Thanks to David Fetter for the hint.

There is also the (Neo)vim plugin for formatting code for many file
types that support pg_format to format SQL file type. Thanks to Anders
Riutta for the patch to (Neo)vim.

Formatting from Atom If you use atom as your favorite editor you can install the pg-formatter package which is a Node.js wrapper of pgFormatter.

Features:

  * Format selected text or a whole file via keyboard shortcut or command.
  * Format SQL files on save.

Installation:

Search for pg-formatter in Atom UI or get it via command line:

    apm install pg-formatter

Usage:

Hit Ctrl-Alt-F to format selected text (or a whole file) or define your
shortcut:

    'ctrl-alt-p': 'pg-formatter:format'

Also, you can automatically format SQL files on save (disabled by
default).

You can download the package from url:

        https://atom.io/packages/pg-formatter

the sources are available at https://github.com/gajus/pg-formatter

Thanks to Alex Fedoseev for the atom package.

Formatting from Visual Studio Thanks to Brady Holt a Visual Studio Code extension is available to formats PostgresSQL SQL using pgFormatter.

        https://marketplace.visualstudio.com/items?itemName=bradymholt.pgformatter

For installation and use have a look at URL above.

Prevent replacing code snippets Using -p or --placeholder command line option it is possible to keep code untouched by pgFormatter in your SQL queries.

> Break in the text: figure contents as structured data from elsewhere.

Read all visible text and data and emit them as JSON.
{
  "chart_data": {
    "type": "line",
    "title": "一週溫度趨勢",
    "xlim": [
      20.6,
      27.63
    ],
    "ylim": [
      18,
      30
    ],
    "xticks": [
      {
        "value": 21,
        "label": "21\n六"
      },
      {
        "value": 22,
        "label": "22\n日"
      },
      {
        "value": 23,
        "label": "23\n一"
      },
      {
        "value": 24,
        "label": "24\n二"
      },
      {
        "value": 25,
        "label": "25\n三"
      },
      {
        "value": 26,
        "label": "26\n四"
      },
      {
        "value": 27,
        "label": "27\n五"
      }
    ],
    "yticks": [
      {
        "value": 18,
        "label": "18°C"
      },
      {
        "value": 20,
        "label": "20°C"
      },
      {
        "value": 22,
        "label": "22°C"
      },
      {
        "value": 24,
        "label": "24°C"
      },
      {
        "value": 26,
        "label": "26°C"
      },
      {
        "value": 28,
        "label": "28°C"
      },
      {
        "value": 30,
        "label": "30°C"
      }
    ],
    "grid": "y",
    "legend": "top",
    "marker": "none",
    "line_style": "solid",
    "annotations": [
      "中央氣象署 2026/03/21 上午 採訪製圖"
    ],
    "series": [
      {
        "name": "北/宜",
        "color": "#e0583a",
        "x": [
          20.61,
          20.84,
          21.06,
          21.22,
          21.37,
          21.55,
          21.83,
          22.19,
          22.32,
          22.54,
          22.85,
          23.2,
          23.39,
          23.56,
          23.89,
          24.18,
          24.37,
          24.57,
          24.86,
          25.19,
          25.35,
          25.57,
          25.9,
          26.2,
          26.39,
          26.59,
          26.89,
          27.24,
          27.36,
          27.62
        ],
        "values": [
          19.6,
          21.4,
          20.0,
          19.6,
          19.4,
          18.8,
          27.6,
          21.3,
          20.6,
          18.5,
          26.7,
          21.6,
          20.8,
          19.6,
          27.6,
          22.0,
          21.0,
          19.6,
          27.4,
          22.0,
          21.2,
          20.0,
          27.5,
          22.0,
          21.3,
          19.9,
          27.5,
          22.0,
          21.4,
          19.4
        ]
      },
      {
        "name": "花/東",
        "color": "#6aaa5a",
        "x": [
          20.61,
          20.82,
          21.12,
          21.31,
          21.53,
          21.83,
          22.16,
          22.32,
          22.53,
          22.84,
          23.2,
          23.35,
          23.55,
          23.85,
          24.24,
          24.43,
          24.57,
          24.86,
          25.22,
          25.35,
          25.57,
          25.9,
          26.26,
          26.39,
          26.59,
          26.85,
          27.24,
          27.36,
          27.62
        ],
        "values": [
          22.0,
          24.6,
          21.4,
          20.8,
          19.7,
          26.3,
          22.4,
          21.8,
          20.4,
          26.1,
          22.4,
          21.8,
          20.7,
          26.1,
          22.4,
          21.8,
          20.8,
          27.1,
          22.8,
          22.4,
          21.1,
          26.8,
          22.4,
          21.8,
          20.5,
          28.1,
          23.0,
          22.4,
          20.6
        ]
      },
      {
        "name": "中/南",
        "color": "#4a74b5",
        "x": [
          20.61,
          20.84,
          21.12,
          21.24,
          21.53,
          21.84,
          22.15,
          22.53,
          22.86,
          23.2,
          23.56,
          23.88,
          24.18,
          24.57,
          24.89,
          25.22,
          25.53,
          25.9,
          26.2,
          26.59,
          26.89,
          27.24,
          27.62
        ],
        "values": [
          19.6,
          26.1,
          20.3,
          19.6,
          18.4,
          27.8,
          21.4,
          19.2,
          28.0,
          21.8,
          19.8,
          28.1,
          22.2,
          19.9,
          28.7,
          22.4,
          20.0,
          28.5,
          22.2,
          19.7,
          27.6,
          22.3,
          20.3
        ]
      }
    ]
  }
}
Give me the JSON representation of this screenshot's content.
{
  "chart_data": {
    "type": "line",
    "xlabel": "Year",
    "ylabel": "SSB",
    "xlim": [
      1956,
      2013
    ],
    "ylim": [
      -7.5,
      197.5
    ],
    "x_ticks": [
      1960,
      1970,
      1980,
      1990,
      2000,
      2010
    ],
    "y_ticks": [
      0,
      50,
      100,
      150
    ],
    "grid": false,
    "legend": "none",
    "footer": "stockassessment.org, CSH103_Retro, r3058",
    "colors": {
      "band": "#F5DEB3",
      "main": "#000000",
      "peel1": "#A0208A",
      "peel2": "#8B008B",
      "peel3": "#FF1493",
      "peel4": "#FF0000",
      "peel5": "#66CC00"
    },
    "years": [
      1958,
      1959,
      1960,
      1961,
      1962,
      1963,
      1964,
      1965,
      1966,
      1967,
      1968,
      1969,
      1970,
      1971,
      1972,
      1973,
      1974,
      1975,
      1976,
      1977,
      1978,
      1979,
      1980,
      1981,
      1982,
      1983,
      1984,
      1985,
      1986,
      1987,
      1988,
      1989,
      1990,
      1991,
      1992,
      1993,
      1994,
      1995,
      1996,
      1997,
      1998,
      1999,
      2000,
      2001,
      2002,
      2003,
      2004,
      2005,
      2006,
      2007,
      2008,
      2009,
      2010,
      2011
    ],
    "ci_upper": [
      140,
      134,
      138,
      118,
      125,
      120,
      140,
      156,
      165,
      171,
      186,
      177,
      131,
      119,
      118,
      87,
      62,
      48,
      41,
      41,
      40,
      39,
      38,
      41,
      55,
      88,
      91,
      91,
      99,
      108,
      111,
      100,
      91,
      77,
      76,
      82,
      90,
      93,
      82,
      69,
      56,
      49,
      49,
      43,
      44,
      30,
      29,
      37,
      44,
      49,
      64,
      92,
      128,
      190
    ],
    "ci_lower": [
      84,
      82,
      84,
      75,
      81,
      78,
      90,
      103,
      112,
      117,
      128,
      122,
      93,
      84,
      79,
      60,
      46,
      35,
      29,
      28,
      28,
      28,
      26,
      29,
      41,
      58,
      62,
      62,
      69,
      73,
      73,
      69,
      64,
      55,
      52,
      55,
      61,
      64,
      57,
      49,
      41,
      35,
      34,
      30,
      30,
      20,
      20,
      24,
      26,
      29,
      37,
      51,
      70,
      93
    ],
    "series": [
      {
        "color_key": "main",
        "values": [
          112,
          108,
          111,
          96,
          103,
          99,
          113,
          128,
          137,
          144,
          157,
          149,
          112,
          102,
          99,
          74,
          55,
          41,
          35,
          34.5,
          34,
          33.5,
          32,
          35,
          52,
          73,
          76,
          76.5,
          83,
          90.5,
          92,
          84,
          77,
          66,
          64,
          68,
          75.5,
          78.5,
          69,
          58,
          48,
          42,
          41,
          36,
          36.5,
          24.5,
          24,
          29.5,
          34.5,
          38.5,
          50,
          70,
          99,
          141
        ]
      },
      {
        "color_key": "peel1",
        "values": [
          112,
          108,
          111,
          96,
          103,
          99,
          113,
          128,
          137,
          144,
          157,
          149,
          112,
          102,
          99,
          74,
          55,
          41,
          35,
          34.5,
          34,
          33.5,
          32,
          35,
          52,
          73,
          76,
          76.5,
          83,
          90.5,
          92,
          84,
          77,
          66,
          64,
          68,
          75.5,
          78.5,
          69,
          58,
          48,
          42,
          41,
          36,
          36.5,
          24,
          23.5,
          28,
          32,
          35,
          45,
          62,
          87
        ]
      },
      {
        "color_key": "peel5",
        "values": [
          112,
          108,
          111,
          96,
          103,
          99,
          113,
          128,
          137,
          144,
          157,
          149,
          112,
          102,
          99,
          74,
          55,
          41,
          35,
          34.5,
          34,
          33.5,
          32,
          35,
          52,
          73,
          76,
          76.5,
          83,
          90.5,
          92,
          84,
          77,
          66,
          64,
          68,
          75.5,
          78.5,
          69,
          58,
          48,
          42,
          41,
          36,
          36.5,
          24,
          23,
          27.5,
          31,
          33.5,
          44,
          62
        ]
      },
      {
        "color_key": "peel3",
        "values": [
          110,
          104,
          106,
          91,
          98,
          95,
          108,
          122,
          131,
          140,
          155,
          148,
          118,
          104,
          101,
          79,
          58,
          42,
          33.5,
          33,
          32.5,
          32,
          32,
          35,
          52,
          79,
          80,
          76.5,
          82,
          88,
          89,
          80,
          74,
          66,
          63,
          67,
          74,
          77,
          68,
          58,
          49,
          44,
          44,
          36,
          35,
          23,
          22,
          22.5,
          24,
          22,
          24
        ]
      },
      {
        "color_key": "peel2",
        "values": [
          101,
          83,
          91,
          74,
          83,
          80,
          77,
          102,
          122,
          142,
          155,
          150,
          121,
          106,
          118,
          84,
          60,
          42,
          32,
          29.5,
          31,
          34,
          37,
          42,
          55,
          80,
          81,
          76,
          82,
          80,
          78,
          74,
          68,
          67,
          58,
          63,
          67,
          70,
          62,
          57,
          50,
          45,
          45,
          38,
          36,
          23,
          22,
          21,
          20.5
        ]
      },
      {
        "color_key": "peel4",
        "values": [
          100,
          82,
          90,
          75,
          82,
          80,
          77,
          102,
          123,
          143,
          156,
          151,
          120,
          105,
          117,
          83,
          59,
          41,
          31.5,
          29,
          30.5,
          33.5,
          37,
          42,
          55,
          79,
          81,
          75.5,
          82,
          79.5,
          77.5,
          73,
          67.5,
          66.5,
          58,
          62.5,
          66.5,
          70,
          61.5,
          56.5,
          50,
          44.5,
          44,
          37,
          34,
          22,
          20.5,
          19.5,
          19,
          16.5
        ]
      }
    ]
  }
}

For example, in query like:

        SELECT * FROM projects WHERE projectnumber
                IN <<internalprojects>> AND username = <<loginname>>;

you may want pgFormatter to not interpret << and >> as bit-shift
keywords and modify your code snippets. You can use a Perl regular
expression to instruct pgFormatter to keep some part of the query
untouched. For example:

        pg_format samples/ex9.sql -p '<<(?:.*)?>>'

will not format the bit-shift like operators.

If you would like to wrap queries after 60 characters (-w 60) and to
apply that limit to comments as well (-C), then urls in comments may get
wrapped. If you would prefer not to wrap urls, you can use a regular
expression to avoid wrapping urls. For example:

        pg_format samples/ex62.sql -C -w 60 -p 'https?:\/\/(www\.)?[-a-zA-Z0-9@:%._\+~#=]{1,256}\.[a-zA-Z0-9()]{1,6}\b([-a-zA-Z0-9()@:%_\+.~#?&//=]*)'

will wrap the queries and the comments, but not the urls.

Prevent dynamic code formatting By default pgFormatter takes all code between single quote as string constant and do not perform any formatting on this code. It is common to use a string as code separator to avoid doubling single quote in dynamic code generation, in this case pgFormatter can fail to auto detect the code separator. By default it will search for any string after the EXECUTE keyword starting with dollar sign. If it can not auto detect your code separator you can use the command line option -S or --separator to set the code separator that must be used.

Node.js thin-wrapper Gajus Kuizinas has written a Node.js wrapper for executing pgFormatter. You can find it at https://github.com/gajus/pg-formatter

Customize CSS for the CGI output You can change the HTML style rendered through the default CSS style by creating a file named custom_css_file.css into the pgFormatter CGI script directory. The default CSS will be fully overridden by this custom file content. You have to look at the generated HTML output to get the default CSS code used.

Using pgFormatter as an API You may use pgFormatter as an API by setting the 'Accept' HTTP header to value 'application/json' when calling it as a CGI app. In case you do not want to enable this feature, set "$self->{ 'enable_api' } = 0" in the "set_config" sub of lib/pgFormatter/CGI.pm.

AUTHORS pgFormatter is an original work from Gilles Darold with major code refactoring by Hubert depesz Lubaczewski.

COPYRIGHT Copyright 2012-2024 Gilles Darold. All rights reserved.

LICENSE pgFormatter is free software distributed under the PostgreSQL Licence.

A modified version of the SQL::Beautify Perl Module is embedded in
pgFormatter with copyright (C) 2009 by Jonas Kramer and is published
under the terms of the Artistic License 2.0.